Being black on university campuses


Recently a friend and colleague of mine, while he and a female colleague were seated at a table in a lounge area discussing a paper, was accosted in the very building where he works by a campus police officer who was looking for someone who was reported to be a trespasser,.

The despatcher had told the police officer that the person being sought was a “black male, early 20s, short hair, average build, and possibly of Jamaican descent”. My colleague is a stocky, 54-year old professor of social work who has a greying beard and long dreadlocks and has been at the university for decades, But as we know, the key words that people seize on in descriptions in such situations is ‘black male’ and as a result, all black males in the vicinity come under suspicion. That this kind of profiling happens in public spaces and can lead to dangerous confrontations between police and black men has been brought into focus by the recent deaths of Michael Brown, Eric Garner, John Crawford, and Tamir Rice.

But the fact that this happens on university campuses where the communities are small and tend to know each other is less well-known. Jason Parham shares his own and other students’ experiences about the fact that even though other people can vouch for your identity, it is often not be enough to remove the cloud of suspicion that is created by simply being male and black. If you are young as well, that just makes the situation worse.

It is not an easy situation to resolve. Universities are required to inform the community about any incidents on or near campus so we get regular emails about crimes, usually of the theft of cell phones and money, though sometimes it involves sexual assaults on women. In most of the cases the descriptions of the perpetrators are of young, black males, along with other features such as height, build, clothes, and so on. So one can understand why the police zero in on certain targets.

But what happens is that ‘black male’ is the only thing in the description that seems to stick in their minds, which is what led police to question my colleague to be questioned when the description was of a young man in his early 20s with short hair and of “possible Jamaican descent” (perhaps because people heard him speak) did not fit him.

The problem is compounded by the fact that police seem to get angry when the person they question gets offended at being considered a criminal when they are engaged in perfectly innocent and innocuous activities, and this causes the situation to escalate. They should realize that innocent people can get really upset at being thought to be a criminal. I don’t know the details of the interaction of the police with my colleague but if, instead of the reported “harsh and threatening tone” the officer had reportedly adopted, he had somewhat apologetically said that he was investigating reports of a trespasser in the building who had been described to him as a black man and was thus obliged to check the identification of people, my colleague would likely have understood, just as I would have understood if reports had fingered an Asian man. It is the presumption of guilt, and the associated way of speaking, that rankles.

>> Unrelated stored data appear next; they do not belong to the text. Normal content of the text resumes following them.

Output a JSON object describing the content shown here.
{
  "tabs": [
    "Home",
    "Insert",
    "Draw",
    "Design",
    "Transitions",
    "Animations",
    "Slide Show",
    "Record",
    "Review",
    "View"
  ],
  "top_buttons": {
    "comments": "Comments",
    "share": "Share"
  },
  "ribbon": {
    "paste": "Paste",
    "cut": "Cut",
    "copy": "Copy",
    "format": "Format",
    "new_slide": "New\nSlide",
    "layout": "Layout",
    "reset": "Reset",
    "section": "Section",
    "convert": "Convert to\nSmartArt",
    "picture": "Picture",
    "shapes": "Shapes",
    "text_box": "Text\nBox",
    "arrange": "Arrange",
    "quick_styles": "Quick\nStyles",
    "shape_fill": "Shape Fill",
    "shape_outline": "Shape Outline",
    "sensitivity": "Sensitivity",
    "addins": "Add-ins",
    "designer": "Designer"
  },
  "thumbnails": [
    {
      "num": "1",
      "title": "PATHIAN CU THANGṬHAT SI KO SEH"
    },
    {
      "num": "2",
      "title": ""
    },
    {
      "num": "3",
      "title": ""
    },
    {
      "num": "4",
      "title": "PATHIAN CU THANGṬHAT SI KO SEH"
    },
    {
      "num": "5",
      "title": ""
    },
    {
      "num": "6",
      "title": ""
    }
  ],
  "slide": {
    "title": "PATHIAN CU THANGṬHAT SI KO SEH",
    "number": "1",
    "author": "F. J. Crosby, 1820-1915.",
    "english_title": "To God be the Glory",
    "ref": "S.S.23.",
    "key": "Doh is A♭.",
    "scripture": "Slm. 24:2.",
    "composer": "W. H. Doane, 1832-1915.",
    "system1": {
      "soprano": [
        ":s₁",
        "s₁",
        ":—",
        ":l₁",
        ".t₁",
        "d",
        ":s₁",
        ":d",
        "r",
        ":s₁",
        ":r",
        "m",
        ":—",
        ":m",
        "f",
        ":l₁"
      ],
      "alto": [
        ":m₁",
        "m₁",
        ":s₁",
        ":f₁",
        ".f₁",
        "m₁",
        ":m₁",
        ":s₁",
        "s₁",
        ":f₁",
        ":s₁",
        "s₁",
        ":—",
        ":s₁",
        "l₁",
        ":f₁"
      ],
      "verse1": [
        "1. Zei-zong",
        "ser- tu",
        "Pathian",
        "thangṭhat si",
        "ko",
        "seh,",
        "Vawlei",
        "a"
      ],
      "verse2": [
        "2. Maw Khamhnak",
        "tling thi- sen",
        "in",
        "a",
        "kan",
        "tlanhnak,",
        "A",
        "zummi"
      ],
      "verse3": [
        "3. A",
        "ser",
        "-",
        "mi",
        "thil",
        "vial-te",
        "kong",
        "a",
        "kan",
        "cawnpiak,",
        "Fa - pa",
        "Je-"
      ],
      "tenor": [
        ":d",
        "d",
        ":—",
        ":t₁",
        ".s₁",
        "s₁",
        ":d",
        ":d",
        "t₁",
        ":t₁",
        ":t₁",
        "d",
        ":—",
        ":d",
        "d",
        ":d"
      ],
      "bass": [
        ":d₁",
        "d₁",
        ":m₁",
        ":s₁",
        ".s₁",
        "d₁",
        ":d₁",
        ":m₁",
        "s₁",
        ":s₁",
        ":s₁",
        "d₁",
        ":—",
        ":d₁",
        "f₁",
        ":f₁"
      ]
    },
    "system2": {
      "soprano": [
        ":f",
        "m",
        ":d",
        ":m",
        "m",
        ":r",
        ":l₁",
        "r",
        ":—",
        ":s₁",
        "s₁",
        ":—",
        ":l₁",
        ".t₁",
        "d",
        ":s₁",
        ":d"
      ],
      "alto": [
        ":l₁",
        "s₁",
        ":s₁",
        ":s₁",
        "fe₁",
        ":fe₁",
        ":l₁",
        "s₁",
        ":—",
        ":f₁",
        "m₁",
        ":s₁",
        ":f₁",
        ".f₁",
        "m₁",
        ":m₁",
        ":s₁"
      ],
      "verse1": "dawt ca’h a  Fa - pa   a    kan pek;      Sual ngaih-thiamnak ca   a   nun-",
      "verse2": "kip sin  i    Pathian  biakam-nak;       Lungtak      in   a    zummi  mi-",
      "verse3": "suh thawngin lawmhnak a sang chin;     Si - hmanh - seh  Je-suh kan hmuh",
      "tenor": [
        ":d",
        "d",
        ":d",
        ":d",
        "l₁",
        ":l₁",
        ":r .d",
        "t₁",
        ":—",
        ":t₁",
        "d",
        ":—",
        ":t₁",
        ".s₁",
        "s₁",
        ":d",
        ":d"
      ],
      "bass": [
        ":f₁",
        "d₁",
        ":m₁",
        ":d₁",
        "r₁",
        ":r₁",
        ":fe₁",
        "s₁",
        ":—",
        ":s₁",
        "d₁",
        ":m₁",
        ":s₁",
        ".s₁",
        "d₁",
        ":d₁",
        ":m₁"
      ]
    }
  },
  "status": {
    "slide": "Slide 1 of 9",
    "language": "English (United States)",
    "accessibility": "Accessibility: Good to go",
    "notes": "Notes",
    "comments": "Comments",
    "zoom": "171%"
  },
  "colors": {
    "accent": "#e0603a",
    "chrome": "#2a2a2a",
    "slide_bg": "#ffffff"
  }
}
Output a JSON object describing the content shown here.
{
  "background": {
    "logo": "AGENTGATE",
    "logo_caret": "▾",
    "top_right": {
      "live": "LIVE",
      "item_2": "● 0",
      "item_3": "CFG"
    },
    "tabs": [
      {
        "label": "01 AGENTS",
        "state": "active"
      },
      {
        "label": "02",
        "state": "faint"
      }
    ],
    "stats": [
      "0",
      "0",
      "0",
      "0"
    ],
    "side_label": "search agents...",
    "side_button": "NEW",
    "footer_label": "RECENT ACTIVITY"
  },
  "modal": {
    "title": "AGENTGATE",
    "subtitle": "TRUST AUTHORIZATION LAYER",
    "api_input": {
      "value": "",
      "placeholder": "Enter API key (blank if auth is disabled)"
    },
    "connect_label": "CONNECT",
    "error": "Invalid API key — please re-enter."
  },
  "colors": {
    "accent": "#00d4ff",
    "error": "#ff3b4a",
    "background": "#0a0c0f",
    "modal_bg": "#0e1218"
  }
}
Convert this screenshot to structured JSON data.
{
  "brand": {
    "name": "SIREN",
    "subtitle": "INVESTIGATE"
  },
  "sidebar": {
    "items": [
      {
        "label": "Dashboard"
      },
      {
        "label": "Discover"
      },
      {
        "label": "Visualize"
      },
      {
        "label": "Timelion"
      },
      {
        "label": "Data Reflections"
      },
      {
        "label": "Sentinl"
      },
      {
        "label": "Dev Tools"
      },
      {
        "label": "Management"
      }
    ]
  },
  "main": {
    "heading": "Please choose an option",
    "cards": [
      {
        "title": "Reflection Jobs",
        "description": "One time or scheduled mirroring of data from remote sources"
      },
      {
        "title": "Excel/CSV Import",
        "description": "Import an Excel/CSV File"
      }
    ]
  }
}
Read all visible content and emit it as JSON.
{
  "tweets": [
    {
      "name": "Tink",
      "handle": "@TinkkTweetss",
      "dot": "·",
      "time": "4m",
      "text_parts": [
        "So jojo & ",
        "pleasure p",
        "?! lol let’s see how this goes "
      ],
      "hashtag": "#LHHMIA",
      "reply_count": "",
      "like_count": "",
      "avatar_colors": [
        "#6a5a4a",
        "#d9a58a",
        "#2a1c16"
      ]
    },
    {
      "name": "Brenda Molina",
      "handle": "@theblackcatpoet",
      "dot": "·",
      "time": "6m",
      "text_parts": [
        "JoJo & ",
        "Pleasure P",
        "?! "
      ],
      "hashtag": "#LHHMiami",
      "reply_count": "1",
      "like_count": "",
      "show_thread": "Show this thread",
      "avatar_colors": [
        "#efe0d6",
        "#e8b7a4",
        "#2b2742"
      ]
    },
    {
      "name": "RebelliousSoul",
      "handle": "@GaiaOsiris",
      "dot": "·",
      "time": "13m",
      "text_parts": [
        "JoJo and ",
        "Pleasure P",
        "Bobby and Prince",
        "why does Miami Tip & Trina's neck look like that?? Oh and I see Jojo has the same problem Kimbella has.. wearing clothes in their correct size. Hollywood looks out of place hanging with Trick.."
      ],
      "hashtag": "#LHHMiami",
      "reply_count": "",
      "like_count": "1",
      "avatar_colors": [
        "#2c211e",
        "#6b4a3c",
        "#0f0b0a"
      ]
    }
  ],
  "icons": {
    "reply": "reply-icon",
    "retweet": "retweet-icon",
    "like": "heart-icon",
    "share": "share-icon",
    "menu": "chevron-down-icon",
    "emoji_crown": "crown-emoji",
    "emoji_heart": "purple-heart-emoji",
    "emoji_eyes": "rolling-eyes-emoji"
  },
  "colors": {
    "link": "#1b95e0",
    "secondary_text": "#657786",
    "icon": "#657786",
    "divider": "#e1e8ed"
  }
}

So rather than casting a wide dragnet, using a more fine-grained search method coupled with the police not assuming that the person they are talking to is the suspect, and being polite with them at least until there are reasonable grounds for suspicion that they have caught the person being sought, might go some way to preventing these situations escalating from simple mistakes to injury and death.

Comments

  1. Reginald Selkirk says

    Once, in grad school, I was walking home and was stopped for questioning by the police. Some horrendous crime was occupying the newspapers at the time, so the police were leaving no stone unturned. A police car rolled up beside me, and the cop, who was too fat and lazy to even get out of the car, told me that someone had called in a report of a man in a cowboy hat in their back yard. I hadn’t been in anyone’s backyard, but I was indeed wearing a hat (a fedora, not a cowboy hat). And I suspect that if anyone had actually seen me in their yard, their description would not have stopped there; sandals, shorts, sunglasses, a full beard… Anyway, I was convinced then, and remain so to this day, that there was no such report, unless the cop called it in himself. Other than the obviously false pretenses for the stop, the cop was relatively polite, did not draw a weapon, etc. Probably because I am white.

    just as I would have understood if reports had fingered an Asian man.

    Most Americans would presume that means an East Asian, not someone from the subcontinent, so you’d probably be off the hook.

  2. Michael Duchek says

    “The problem is compounded by the fact that police seem to get angry when the person they question gets offended at being considered a criminal when they are engaged in perfectly innocent and innocuous activities, and this causes the situation to escalate. They should realize that innocent people can get really upset at being thought to be a criminal.”

    I would imagine that having it happen frequently leads to a short fuse on the issue, as well.